À travers ces différentes productions, c’est un récit des années 1980 et de la mobilisation homosexuelle face au sida qui s’écrit. Entre fascination, transmission de flambeau et compassion, cette histoire tend parfois à effacer les enjeux actuels de l’épidémie. Si l’urgence n’est plus la même au Nord, les situations problématiques sont encore nombreuses et nous ne sommes jamais à l’abri de reculs pour des droits acquis de haute lutte.

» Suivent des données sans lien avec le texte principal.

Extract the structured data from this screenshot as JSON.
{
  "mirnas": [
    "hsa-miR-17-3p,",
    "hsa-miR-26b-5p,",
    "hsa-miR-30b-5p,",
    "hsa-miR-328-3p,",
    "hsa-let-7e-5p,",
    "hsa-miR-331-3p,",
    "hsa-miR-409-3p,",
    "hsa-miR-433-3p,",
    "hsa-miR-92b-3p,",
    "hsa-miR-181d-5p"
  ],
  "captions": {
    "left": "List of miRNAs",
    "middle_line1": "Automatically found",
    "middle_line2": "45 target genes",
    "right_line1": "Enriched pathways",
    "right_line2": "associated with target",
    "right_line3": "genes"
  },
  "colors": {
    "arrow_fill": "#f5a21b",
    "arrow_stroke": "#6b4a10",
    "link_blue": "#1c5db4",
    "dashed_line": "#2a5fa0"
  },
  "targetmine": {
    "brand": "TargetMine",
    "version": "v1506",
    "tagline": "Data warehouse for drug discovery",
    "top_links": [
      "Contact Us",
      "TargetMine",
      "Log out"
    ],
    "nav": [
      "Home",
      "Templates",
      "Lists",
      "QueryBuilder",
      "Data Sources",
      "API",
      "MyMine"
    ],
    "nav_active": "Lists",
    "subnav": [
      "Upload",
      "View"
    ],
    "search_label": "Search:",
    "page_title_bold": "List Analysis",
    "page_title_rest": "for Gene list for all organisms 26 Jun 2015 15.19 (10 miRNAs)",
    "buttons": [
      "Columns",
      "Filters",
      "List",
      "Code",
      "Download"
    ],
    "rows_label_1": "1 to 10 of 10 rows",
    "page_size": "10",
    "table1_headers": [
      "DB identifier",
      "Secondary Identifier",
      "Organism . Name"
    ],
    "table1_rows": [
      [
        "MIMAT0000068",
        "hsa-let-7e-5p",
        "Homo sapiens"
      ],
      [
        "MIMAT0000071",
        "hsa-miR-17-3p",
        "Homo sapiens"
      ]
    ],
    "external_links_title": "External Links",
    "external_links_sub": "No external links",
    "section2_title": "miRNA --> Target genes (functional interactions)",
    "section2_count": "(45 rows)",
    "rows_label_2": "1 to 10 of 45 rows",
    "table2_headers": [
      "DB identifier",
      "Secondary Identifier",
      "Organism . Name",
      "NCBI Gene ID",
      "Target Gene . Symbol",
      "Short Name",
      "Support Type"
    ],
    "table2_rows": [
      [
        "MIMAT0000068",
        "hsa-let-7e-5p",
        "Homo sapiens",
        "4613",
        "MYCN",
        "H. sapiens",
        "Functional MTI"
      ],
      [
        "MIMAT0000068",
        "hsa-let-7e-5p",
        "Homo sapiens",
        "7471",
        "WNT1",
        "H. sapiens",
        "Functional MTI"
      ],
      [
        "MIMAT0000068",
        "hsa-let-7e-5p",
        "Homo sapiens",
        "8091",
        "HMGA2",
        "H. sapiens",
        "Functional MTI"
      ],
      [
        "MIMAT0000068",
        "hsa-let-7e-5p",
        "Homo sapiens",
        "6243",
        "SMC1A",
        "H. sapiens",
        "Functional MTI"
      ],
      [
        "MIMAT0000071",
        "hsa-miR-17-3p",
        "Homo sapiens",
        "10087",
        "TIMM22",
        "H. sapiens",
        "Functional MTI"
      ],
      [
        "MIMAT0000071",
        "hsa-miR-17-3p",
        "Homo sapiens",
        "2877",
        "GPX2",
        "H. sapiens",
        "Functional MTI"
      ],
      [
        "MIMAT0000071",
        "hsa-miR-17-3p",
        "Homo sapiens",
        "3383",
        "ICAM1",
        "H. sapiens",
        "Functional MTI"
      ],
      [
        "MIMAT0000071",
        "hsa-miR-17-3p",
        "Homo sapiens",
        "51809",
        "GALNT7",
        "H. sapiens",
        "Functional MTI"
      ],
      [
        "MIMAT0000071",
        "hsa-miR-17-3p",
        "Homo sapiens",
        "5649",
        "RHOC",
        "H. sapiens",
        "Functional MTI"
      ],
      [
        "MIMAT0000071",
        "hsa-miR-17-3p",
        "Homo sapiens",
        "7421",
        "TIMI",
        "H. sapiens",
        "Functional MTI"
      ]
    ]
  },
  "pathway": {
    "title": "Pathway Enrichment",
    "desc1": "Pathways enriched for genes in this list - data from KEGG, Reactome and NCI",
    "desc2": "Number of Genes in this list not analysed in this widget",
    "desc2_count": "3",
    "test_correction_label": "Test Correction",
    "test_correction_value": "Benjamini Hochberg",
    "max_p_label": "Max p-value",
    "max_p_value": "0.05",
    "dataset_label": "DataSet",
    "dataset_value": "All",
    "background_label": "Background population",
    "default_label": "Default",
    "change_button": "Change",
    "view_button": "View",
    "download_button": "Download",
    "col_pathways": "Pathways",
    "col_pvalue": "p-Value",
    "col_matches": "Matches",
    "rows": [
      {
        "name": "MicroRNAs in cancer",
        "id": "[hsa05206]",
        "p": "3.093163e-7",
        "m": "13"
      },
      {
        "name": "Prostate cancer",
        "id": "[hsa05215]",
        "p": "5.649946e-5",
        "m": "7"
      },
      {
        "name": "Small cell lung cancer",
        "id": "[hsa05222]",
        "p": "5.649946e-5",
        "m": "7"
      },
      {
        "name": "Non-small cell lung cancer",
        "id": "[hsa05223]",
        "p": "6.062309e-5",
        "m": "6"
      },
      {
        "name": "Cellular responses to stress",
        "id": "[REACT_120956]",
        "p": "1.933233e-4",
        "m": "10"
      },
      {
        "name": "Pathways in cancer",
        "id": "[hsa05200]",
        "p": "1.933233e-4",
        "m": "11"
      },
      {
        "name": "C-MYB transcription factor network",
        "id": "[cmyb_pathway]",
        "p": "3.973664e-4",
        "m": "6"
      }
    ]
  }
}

Dans ce contexte, la nostalgie n’agit-elle pas comme un affect ambiguë, une célébration du passé qui occulte à la complexité du présent ? Deux artistes montréalais — Vincent Chevalier et Ian Bradley-Perrin — en ont fait en 2013 le sujet d’un travail provocateur intitulé : « Your nostalgia is killing me », à voir ici. Mais on peut aussi interpréter cet intérêt pour la période sombre de l’épidémie comme l’une des formes contemporaines d’un travail de mémoire.
Pris entre l’éradication, comme objectif de santé publique, et la nostalgie des années 1980, le chemin de l’analyse critique de l’épidémie est étroit. Ces tendances traduisent la cohabitation d’expériences très diverses du VIH au sein de la communauté gaie. Mais aussi le poids d’une appréhension strictement biomédicale du virus dans les lectures contemporaines du sida.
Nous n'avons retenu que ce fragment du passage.